We sought to determine the absolute risk of having a congenital anomaly in relation to periconceptional GHb concentration among women with prepregnancy diabetes. Two reviewers independently retrieved all cohort studies through a systematic literature search between January 1985 and May 2006. For each study, the absolute risk of having a pregnancy affected by a major or minor structural anomaly (diagnosed either antenatally or up to 28 days after conception) was calculated according to the number of SDs of GHb above the mean for nondiabetic, nonpregnant control subjects. A multilevel logistic-normal model was used to pool the data, which were expressed in tabular and graphic formats.
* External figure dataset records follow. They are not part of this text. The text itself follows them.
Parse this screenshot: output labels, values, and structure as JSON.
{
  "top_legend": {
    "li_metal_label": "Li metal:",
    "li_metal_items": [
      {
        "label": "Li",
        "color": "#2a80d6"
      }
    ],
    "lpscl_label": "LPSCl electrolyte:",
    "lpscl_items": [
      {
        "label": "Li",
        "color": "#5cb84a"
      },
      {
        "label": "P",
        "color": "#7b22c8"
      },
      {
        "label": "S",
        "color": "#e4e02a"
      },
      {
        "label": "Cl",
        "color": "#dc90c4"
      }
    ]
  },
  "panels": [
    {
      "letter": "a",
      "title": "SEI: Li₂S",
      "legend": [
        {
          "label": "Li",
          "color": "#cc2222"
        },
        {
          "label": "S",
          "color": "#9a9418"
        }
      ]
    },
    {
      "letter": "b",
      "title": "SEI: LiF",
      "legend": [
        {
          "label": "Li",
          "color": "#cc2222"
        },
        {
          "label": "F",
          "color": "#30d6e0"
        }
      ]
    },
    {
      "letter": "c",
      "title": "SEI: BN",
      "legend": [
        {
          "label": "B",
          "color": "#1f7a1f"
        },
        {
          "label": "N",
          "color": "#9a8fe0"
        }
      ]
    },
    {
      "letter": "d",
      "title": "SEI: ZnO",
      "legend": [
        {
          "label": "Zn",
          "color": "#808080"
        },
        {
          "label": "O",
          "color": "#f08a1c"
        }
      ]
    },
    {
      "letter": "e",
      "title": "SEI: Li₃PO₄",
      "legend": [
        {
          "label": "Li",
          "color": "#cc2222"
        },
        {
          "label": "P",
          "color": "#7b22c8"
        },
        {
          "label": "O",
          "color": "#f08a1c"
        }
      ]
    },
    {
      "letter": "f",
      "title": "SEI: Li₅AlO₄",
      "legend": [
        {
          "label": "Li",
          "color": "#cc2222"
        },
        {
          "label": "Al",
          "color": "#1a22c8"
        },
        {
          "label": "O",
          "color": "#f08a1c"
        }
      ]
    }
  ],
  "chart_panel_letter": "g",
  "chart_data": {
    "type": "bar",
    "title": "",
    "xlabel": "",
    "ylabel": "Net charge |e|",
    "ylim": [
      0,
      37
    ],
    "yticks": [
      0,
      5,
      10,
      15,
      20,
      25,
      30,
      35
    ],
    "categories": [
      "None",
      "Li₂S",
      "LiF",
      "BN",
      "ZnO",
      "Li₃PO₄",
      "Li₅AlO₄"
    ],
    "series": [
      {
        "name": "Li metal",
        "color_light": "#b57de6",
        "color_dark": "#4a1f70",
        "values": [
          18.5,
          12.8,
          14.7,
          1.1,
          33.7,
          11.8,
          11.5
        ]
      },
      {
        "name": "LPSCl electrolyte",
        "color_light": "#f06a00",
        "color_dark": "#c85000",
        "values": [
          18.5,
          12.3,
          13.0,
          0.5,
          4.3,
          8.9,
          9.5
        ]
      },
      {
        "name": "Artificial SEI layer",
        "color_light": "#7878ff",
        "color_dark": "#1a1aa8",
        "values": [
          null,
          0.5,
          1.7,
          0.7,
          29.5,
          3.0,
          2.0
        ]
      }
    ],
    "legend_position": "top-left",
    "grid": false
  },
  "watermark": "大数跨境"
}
In seven cohort studies, there were 117 anomalies among 1,977 pregnancies. At a periconceptional GHb concentration 0 SD above normal, the absolute risk of a pregnancy affected by a congenital anomaly was approximately 2% (95% CI 0.0-4.4). At 2 SD above normal, the risk was 3% (0.4-6.1), and at 8 SD it was approximately 10% (2.3-17.8). For each 1-SD unit increase in GHb, the associated risk of a congenital malformation increased by an odds ratio of 1.2 (95% CI 1.1-1.4). The risk in relation to A1C followed the same pattern. Using data from a limited number of published studies, a practical aid was developed to optimize use of the GHb and A1C concentrations for estimating the absolute risk of a congenital anomaly in the offspring of women with prepregnancy diabetes.